どうにも、彼女は、御用猫とアルタソマイダスの絡みに対して、少々、過敏なところがある。普段は寛容な女だと主張し、事実、彼の廓遊びなどには、あまり文句を言うこともないのだが。
(女の勘、というやつなのか? 生意気に……生娘のくせに)
「処女で平原のくせに、生意気だ、と考えてごぜーますね」
「だから、心を読むんじゃ……おい、脚色すんな」
ぱしん、と、膝の上の卑しいエルフの頭をはたき、そのまま、すっかり冷めてしまった熱燗に右手を伸ばす御用猫であったのだが。
「……どちらが、脚色なのだ」
がっし、と手首を掴まれ、冷やかな視線を浴びせられる。
しかし、御用猫も慣れたもの、即座に左手で彼女を抱き寄せると、その耳にかかる栗毛を、つつ、と、かき上げ。
「どちらも、そうではあるが……奪われたくなったのなら、俺は、いつでも構わぬのだぞ? 」
そう囁いてしまえば、リリィアドーネは、ぱっ、と身を離し、赤くなって、指先をこすり合わせ始めるのだ。
「……先生、流石に、そういうのは……少し控えた方が、いいんじゃないですか? 」
見るに見兼ねたのか、さんじょうも、困ったような顔で意見してきたのだが。テーブルの下をくぐり移動したチャムパグンが、彼女の足の間から、ひょこり、と顔を覗かせる。

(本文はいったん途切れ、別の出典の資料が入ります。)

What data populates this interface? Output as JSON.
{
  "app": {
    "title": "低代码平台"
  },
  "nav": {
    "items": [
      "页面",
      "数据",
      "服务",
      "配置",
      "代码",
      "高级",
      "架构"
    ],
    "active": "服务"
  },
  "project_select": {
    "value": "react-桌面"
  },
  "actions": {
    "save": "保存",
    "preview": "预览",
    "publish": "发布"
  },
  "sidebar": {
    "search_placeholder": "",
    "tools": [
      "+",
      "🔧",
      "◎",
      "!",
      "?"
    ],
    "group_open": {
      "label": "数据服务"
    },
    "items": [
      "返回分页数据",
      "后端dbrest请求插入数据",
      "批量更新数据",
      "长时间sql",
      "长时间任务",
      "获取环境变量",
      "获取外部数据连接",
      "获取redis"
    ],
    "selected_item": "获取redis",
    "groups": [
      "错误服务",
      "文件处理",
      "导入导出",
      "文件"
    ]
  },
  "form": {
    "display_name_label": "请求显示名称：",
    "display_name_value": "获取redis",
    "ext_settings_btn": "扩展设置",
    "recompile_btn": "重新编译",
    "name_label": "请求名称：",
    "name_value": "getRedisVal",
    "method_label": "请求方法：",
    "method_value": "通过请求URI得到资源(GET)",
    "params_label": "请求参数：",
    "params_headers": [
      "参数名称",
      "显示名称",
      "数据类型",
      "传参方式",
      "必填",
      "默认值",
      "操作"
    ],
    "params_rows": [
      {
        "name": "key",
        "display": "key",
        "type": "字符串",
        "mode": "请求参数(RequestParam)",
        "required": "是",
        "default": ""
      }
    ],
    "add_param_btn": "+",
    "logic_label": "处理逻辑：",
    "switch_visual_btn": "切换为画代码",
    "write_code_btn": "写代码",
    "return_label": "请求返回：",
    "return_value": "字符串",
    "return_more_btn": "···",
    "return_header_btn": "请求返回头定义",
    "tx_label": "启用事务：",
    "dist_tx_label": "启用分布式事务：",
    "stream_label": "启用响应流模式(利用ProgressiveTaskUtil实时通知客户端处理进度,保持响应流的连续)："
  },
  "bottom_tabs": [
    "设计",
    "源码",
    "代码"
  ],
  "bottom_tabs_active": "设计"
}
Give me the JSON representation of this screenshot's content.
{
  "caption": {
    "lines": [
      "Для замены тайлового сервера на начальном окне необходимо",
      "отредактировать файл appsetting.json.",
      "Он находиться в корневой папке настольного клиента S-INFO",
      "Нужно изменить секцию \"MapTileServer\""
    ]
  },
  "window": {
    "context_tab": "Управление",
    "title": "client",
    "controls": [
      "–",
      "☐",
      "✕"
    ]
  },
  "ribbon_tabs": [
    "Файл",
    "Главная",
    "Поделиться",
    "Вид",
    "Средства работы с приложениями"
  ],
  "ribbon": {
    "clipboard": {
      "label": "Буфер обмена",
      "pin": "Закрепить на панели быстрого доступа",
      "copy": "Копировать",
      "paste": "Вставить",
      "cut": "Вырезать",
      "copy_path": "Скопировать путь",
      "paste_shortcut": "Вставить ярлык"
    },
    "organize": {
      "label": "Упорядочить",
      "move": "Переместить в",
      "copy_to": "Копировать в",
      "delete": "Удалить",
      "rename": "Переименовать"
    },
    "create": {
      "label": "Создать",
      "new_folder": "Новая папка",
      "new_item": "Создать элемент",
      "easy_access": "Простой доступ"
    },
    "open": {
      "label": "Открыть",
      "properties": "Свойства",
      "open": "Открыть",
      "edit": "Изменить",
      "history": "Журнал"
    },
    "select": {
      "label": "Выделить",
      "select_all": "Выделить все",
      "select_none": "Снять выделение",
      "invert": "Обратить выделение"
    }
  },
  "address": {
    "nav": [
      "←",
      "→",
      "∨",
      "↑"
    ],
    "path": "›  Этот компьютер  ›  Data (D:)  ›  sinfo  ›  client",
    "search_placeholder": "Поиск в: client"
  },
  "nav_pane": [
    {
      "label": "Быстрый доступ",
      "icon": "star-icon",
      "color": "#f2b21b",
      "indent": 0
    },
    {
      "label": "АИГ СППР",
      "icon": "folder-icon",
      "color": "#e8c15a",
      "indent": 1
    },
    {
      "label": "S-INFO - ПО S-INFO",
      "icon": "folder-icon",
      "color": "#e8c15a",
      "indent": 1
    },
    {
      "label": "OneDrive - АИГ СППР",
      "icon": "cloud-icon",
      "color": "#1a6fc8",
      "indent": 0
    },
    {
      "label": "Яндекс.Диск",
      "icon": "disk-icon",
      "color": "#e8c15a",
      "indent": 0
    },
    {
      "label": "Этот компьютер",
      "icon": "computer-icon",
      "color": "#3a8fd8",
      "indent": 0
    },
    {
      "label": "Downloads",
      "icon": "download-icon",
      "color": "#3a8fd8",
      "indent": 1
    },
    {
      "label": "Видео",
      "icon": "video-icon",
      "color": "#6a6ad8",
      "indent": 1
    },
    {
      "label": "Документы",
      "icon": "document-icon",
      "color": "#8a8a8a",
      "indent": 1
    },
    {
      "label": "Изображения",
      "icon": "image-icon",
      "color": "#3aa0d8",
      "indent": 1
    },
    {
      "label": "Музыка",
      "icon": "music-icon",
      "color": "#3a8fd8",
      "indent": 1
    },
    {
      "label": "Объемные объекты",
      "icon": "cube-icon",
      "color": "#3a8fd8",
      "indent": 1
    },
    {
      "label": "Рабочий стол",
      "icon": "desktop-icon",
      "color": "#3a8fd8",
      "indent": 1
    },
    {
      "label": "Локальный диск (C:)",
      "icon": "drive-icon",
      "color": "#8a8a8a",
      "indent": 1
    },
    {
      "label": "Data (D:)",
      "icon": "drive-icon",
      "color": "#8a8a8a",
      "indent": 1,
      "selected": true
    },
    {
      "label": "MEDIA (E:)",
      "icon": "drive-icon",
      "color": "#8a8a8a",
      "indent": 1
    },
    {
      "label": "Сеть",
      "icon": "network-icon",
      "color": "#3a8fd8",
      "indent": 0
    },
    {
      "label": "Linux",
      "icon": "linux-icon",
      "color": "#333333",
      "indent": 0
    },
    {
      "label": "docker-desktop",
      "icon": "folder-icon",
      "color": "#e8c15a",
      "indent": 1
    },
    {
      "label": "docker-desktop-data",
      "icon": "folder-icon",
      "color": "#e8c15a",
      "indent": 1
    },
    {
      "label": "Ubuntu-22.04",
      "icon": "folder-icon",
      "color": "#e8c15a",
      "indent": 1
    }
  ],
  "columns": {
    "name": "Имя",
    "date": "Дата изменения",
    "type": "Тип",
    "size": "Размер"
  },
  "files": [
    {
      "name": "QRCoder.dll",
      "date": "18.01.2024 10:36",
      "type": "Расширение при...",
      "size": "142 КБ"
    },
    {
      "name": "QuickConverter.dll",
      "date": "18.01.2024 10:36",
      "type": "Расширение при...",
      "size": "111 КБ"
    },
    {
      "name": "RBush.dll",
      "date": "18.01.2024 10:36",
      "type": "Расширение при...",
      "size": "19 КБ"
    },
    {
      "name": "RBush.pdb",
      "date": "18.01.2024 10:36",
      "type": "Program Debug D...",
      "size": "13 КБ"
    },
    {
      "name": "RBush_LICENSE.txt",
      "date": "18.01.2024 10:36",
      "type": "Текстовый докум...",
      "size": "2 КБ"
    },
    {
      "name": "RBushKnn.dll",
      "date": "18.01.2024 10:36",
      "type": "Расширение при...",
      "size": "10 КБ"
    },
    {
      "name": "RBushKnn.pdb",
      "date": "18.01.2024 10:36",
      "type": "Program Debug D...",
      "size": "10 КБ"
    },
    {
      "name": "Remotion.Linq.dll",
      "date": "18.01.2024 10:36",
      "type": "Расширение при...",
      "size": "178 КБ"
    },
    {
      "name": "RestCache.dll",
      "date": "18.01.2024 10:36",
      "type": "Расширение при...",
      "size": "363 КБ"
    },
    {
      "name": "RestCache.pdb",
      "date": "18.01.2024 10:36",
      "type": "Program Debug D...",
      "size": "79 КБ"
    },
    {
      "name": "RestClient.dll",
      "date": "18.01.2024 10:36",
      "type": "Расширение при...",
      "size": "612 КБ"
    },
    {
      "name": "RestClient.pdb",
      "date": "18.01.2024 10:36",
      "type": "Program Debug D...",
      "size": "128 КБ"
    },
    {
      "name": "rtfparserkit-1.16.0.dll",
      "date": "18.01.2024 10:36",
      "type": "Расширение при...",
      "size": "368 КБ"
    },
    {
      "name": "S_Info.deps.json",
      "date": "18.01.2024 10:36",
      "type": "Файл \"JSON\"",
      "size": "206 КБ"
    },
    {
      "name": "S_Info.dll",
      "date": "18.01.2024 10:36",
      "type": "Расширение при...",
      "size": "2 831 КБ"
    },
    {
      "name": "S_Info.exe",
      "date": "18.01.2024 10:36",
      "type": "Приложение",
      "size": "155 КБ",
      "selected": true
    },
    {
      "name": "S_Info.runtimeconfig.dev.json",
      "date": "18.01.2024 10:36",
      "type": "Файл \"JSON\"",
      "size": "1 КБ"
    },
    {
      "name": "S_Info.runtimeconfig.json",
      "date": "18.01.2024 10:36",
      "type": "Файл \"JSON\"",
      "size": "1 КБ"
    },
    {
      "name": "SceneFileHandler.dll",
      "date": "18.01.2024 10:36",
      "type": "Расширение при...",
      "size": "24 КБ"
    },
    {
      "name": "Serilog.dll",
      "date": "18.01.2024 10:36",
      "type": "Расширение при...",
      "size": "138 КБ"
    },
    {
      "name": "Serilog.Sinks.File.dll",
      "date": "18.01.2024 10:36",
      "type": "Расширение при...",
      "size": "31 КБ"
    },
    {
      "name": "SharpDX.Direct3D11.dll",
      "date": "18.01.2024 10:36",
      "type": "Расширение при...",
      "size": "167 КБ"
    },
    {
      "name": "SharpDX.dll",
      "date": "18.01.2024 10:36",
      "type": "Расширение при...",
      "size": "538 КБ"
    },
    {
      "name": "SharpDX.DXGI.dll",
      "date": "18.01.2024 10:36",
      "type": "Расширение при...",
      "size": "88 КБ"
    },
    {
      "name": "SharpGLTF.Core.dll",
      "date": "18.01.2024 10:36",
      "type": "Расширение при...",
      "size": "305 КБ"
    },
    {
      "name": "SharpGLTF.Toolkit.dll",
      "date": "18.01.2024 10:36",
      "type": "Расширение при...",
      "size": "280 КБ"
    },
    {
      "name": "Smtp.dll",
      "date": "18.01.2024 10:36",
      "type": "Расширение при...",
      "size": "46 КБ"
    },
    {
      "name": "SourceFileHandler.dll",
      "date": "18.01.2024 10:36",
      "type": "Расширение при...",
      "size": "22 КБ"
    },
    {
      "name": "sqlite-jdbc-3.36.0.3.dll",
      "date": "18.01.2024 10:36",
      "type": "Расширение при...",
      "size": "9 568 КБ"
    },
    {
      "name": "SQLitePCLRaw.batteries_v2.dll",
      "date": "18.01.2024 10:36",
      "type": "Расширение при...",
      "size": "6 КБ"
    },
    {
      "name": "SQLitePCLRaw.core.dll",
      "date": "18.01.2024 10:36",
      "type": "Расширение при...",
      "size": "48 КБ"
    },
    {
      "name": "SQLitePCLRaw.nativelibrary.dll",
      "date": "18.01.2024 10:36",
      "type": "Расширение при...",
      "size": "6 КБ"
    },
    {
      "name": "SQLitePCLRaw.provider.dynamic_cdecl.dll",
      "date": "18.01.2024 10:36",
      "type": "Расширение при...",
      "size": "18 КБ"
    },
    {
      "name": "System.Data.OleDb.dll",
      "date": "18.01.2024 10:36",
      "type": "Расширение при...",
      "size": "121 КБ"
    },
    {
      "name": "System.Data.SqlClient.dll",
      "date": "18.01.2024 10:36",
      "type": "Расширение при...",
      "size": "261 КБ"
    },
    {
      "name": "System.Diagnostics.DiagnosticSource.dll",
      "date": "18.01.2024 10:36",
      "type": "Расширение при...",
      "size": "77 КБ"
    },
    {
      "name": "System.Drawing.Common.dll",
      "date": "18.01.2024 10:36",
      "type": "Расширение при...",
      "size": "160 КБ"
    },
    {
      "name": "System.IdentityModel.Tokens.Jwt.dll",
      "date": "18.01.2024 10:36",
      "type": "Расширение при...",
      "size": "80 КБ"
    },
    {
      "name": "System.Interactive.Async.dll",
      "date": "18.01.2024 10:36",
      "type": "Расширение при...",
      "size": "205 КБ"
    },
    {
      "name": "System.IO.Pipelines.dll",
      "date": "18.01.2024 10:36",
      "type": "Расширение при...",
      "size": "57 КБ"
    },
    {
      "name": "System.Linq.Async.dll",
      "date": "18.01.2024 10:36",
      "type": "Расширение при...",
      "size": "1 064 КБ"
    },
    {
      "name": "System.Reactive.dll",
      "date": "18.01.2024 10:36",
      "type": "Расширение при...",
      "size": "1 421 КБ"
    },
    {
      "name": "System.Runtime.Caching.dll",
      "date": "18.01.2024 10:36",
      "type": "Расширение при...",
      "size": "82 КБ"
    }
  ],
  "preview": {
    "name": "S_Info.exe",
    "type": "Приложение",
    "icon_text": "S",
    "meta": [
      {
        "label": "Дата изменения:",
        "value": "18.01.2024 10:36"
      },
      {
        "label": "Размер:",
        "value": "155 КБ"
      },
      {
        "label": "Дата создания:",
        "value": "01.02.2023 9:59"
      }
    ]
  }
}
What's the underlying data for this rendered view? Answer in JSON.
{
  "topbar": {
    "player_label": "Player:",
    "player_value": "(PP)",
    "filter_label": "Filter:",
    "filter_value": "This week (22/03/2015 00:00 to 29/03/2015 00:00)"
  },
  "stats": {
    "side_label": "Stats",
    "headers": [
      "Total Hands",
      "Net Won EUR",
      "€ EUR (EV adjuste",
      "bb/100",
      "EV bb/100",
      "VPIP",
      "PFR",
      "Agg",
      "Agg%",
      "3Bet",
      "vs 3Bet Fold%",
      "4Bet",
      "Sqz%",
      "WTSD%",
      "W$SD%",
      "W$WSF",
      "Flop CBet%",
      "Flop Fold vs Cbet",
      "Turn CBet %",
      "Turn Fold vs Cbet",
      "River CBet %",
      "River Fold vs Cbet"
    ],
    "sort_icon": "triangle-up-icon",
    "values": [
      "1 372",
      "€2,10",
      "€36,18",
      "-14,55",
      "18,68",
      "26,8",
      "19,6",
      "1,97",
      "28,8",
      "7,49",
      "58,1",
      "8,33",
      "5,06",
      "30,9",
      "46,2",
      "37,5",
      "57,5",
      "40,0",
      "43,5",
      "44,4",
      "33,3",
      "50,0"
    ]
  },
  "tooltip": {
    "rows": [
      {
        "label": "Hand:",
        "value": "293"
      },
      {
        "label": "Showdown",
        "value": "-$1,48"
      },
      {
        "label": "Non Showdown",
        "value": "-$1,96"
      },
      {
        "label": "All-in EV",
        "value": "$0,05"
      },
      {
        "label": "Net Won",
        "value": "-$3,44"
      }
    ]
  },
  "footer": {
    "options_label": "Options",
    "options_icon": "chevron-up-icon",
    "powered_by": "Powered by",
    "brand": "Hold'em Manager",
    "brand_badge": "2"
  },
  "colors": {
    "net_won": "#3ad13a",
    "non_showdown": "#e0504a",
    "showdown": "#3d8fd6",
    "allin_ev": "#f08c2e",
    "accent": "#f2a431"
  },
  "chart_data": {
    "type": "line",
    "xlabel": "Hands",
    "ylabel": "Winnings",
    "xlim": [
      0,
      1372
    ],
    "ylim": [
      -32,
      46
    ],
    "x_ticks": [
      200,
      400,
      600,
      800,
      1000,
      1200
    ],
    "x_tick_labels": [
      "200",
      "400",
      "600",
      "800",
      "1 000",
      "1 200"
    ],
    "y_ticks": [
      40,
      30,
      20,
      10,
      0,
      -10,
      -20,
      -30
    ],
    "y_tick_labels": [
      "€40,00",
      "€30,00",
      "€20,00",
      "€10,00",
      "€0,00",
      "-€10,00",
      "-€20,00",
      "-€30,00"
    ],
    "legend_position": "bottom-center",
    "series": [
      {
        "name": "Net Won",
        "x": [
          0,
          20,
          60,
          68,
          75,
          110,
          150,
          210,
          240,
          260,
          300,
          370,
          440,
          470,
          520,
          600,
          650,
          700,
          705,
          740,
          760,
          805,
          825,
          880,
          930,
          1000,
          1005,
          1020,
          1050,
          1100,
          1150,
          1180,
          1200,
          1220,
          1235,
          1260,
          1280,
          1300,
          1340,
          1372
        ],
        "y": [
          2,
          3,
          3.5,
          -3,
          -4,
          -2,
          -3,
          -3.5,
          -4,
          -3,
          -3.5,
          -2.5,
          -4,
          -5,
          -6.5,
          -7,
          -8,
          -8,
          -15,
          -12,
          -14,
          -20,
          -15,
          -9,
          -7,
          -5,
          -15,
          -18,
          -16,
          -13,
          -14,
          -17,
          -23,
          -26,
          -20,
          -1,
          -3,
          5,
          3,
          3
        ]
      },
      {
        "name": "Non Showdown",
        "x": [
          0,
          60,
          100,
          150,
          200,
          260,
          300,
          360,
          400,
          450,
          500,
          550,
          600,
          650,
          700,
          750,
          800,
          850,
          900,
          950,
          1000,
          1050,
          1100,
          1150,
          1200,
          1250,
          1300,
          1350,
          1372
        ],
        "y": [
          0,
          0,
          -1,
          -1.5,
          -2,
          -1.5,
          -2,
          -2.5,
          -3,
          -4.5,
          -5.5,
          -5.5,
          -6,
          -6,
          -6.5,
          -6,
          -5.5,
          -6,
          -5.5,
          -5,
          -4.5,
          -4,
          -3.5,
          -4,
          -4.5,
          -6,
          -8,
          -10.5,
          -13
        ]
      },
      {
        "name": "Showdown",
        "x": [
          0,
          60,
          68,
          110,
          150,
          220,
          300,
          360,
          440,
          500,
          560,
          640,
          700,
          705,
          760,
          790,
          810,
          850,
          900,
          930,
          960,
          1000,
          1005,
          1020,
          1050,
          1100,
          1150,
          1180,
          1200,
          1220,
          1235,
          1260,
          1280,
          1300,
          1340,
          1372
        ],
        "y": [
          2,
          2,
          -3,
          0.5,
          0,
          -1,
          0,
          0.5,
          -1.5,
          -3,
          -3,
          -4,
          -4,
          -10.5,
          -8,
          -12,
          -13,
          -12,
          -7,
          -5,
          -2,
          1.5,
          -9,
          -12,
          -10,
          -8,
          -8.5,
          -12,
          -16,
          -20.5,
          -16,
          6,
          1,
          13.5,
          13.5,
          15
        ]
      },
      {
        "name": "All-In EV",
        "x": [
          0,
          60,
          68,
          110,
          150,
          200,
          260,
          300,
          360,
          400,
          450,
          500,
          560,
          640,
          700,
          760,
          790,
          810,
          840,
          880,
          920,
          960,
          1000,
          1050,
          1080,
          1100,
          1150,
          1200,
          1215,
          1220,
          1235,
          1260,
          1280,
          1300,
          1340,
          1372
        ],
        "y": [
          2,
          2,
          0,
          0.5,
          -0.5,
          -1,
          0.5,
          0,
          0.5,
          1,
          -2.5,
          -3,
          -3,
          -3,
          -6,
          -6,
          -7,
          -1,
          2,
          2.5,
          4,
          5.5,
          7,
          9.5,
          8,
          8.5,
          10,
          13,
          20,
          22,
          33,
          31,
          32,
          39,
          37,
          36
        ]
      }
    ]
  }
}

「娘っこ、覚えときな、この力関係は、今だけよ……女が女になったならば、この甘い空気は、二度と戻らぬ……春は一過にして、爪弾きにされる男の、悲哀の、冬の時代はな……死ぬまで続くのだ」
げすげすげす、と笑う卑しいエルフの頭を、何とは無しに撫でながら、しかし、さんじょうは返すのだ。
「そうでしょうか? 私は、旦那さまの事は、ずっと、好きでいると思いますけど……あ」
くノ一としては、あるまじき発言であろうか、一瞬、しまった、といった顔を見せ、さんじょうも、耳まで染めて俯いた。テーブルの下を、再び移動したチャムパグンは、御用猫の膝によじ登ると、彼を見上げる。
「先生ー、御用猫の先生ぇー、こいつ、すげーまともでごぜーますよ……やりにくい」
「だろ、正直、嫁にしたい」
「照れるぜ」
「お前じゃねーよ」
何が楽しいものか、げらげら、と笑い合い、じゃれ合い始めた二人と、赤くなって肩を揺するばかりの二人を、常連達は眺め、そして笑い合う。
こうして、マルティエの時間は流れてゆくのだった。